Combining Snow Water Equivalent Data from Multiple Sources to Estimate Spatio-Temporal Trends and Compare Measurement Systems

Owing to the importance of snowfall to water supplies in the western United States, government agencies regularly collect data on snow water equivalent (the amount of water in snow) over this region. Several different measurement systems, of possibly different levels of accuracy and reliability, are in operation: snow courses, snow telemetry, aerial markers, and airborne gamma radiation. Data are available at more than 2,000 distinct sites, dating back a variable number of years (in a few cases to 1910). Historically, these data have been used primarily to generate flood forecasts and short-term (intra-annual) predictions of streamflow and water supply. However, they also have potential for addressing the possible effects of long-term climate change on snowpack accumulations and seasonal water supplies.
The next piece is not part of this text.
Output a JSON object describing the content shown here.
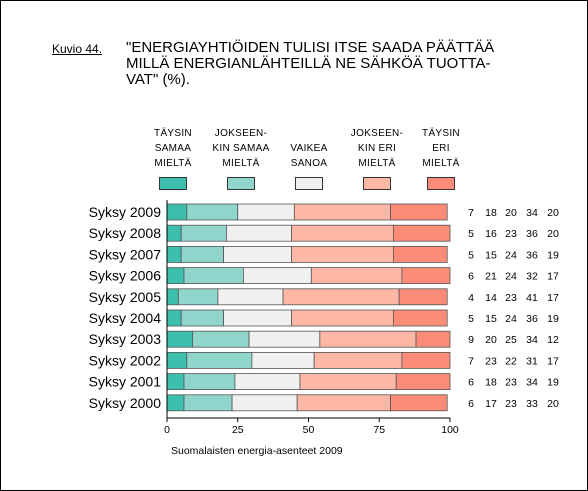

We present a Bayesian spatio-temporal analysis of the combined snow water equivalent (SWE) data from all four systems that allows for systematic differences in accuracy and reliability. The primary objectives of our analysis are (1) to estimate the long-term temporal trend in SWE over the western U.S. and characterize how this trend varies spatially, with quantifiable estimates of variability, and (2) to investigate whether there are systematic differences in the accuracy and reliability of the four measurement systems. We find substantial evidence of a decreasing temporal trend in SWE in the Pacific Northwest and northern Rockies, but no evidence of a trend in the intermountain region and southern Rockies. Our analysis also indicates that some of the systems differ significantly with respect to their accuracy and reliability.